Opinião

Quo Vadis, Homem?

A falácia da “boa morte” revela-se na rara utilização da expressão eutanásia pelos seus defensores.

A discussão da eutanásia confronta duas concepções do ser humano: uma defende um homem que – aproveitando os benefícios da ciência – se atém de ir além da sua natureza; outra, que lhe permite ser dono de si próprio, sem limitações, porque é a sua vontade e a ciência o permite.

Ao transferir para o Estado a responsabilidade de legislar sobre o como, quando e onde (concretizada no médico, que decide quem vive), a segunda visão torna-nos agentes da cultura de descarte.

A falácia da “boa morte” revela-se na rara utilização da expressão eutanásia pelos seus defensores. Preferem outras menos negativas – mas não menos nefastas –, como “morte medicamente assistida” no Projecto de Lei do PAN ou “antecipação da morte” no Anteprojecto de Lei do BE. Sobre estes, destaco três aspectos:

  1. Remetem-nos para conceitos indeterminados, como os que adjectivam o nível de sofrimento a partir do qual se pode pedir a morte – “duradouro e insuportável” (BE) ou “intenso e não atenuado para níveis suportáveis” (PAN). As soluções serão diferentes consoante a tolerância do paciente e a sensibilidade do médico. Subjectiviza-se o que é objectivo. Quem sofre, em vez de ser tratado, é abandonado.

  2. Seja na eutanásia ou no suicídio assistido, transferem para o médico o poder de definir que situações cabem na lei, impondo-lhe que contrarie o juramento de guardar respeito pela vida. Transformam o médico no carrasco das execuções de outrora. Mas o problema não está só no carrasco, está em quem autoriza que se mate (isto é, na AR se aprovar a lei e no PR se a promulgar).

  3. Acabam com a certeza de que a ninguém pode ser tirada a vida, como decorre da Declaração Universal dos Direito Humanos e da nossa Constituição, que a qualifica de inviolável.

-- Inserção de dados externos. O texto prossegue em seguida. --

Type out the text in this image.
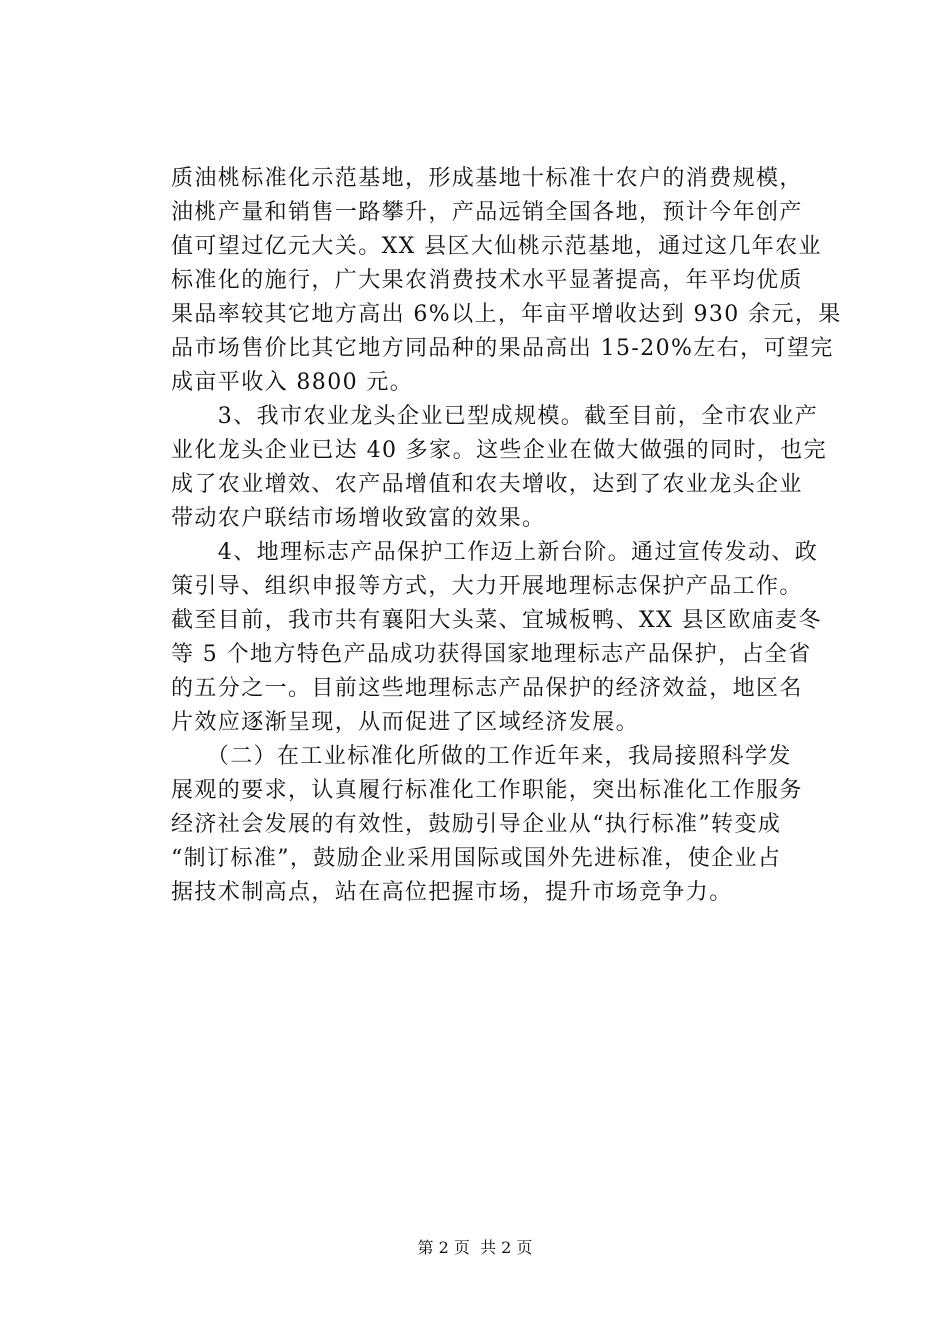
质油桃标准化示范基地，形成基地十标准十农户的消费规模，
油桃产量和销售一路攀升，产品远销全国各地，预计今年创产
值可望过亿元大关。XX 县区大仙桃示范基地，通过这几年农业
标准化的施行，广大果农消费技术水平显著提高，年平均优质
果品率较其它地方高出 6%以上，年亩平增收达到 930 余元，果
品市场售价比其它地方同品种的果品高出 15-20%左右，可望完
成亩平收入 8800 元。
　　3、我市农业龙头企业已型成规模。截至目前，全市农业产
业化龙头企业已达 40 多家。这些企业在做大做强的同时，也完
成了农业增效、农产品增值和农夫增收，达到了农业龙头企业
带动农户联结市场增收致富的效果。
　　4、地理标志产品保护工作迈上新台阶。通过宣传发动、政
策引导、组织申报等方式，大力开展地理标志保护产品工作。
截至目前，我市共有襄阳大头菜、宜城板鸭、XX 县区欧庙麦冬
等 5 个地方特色产品成功获得国家地理标志产品保护，占全省
的五分之一。目前这些地理标志产品保护的经济效益，地区名
片效应逐渐呈现，从而促进了区域经济发展。
　　（二）在工业标准化所做的工作近年来，我局接照科学发
展观的要求，认真履行标准化工作职能，突出标准化工作服务
经济社会发展的有效性，鼓励引导企业从“执行标准”转变成
“制订标准”，鼓励企业采用国际或国外先进标准，使企业占
据技术制高点，站在高位把握市场，提升市场竞争力。
第 2 页  共 2 页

Diferente da legítima defesa (em que o direito à vida do agredido “sobrevive” ao do agressor, já que ambos gozam de protecção idêntica, equivalendo-se e, nesse sentido, anulando-se), a ficção de uma causa justificante para a despenalização eutanásia não procede. E não será um constitucionalista – que habita Belém – a fazer tábua rasa da Constituição. Seria o cúmulo da ironia.

Admitir a eutanásia implica uma revisão constitucional, uma vez que se subverte a essência do direito à vida – passando a ser um direito à vida… a prazo. E fazer depender tal prazo de terceiros contende com a essência do direito à vida, que é inalienável e conatural ao homem. É um direito que se impõe per se, é constitutivo, é – no plano dos direitos – como se fosse a nossa pele, no plano físico.

Não se tratar de impor convicções pessoais nem de exigir a heroicidade, elevando-a a bem jurídico. O sofrimento decorre da doença (e esta da existência), pelo que deve ser tratado como tal. Constatamos a realidade, não a adulteramos como nos convém compreendê-la.

Esta narrativa vem da ideia liberal da auto-determinação. Portanto, querendo, também serei livre para me auto-mutilar até morrer porque é divertido. E ai do Estado que me impeça.

A subversão do sistema de valores é a ausência e permissão de tudo, pelo que deixa de existir humanamente solução para situações desconfortáveis. A resposta converte-se numa não forma, isto é, na anulação, na anulação do próprio homem.

Ainda é cedo, mas creio que este é mesmo o debate do século. O tempo o dirá.